My mom pushes some hair out of her eyes. “After tonight, you’ll know for sure.”

I shove myself off of the counter. “I think I already do,” I say angrily. “I think I know who killed her.” I haven’t been able to stop thinking about it. I keep thinking about the man who terrorized her, this young girl, and I want to pound his face in. In a robotic voice, I tell my mother what Anna told me. When I look at her, she’s wearing big soft cow’s eyes.

“It’s terrible,” she says.

“Yeah.”

“But you can’t rewrite history.”

I wish that I could. I wish this knife was good for something besides death, that I could cut through time and walk into that house, into that kitchen where he trapped her, and get her out of there. I would make sure she had the future she should have had.

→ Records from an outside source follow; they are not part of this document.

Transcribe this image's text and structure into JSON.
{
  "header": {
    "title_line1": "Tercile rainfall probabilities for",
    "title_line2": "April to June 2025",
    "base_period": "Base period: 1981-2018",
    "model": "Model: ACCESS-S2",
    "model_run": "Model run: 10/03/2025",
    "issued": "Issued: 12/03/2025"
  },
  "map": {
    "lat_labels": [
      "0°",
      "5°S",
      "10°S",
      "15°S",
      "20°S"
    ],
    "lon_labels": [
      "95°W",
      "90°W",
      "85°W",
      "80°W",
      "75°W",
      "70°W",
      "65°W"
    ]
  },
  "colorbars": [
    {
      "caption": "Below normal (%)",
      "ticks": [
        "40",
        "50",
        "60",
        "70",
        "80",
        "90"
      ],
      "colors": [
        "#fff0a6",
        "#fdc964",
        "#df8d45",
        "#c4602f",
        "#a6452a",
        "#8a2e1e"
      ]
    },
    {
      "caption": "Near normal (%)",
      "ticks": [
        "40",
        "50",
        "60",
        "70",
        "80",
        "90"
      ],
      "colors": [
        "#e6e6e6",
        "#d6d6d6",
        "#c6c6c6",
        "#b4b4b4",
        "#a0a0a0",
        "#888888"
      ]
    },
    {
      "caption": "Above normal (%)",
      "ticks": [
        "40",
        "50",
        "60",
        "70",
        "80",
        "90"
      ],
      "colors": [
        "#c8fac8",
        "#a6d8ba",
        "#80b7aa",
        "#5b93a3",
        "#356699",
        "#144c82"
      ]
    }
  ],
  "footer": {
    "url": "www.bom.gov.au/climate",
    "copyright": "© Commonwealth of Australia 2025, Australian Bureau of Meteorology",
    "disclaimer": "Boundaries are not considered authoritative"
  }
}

“She doesn’t want to kill people, Cas.”

“I know. So how can I—”

“You can because you have to,” she says simply. “You can because she needs you to.”

I look at my knife, resting in its jar of salt. Something that smells like black jellybeans permeates the air. My mom is chopping another herb.

“What’s that?”

“Star anise.”

“What’s it for?”

She smiles a little bit. “Smells pretty.”

I breathe deep. In less than an hour everything will be ready, and Thomas will pick me up. I’ll take the small velvet bags secured with long strings and the four white pillar candles infused with essential oil, and he’ll have the scrying bowl and his bag of stones. And we’ll go to try to kill Anna Korlov.

CHAPTER FIFTEEN

The house is waiting. Everyone standing around me in the driveway is scared to death of what’s inside, but I’m more creeped out by the house itself. I know it’s dumb, but I can’t help but feel like it’s watching, and maybe smiling, grinning at our childish attempts to stop it, laughing off its foundation as we shake chicken feet in its direction.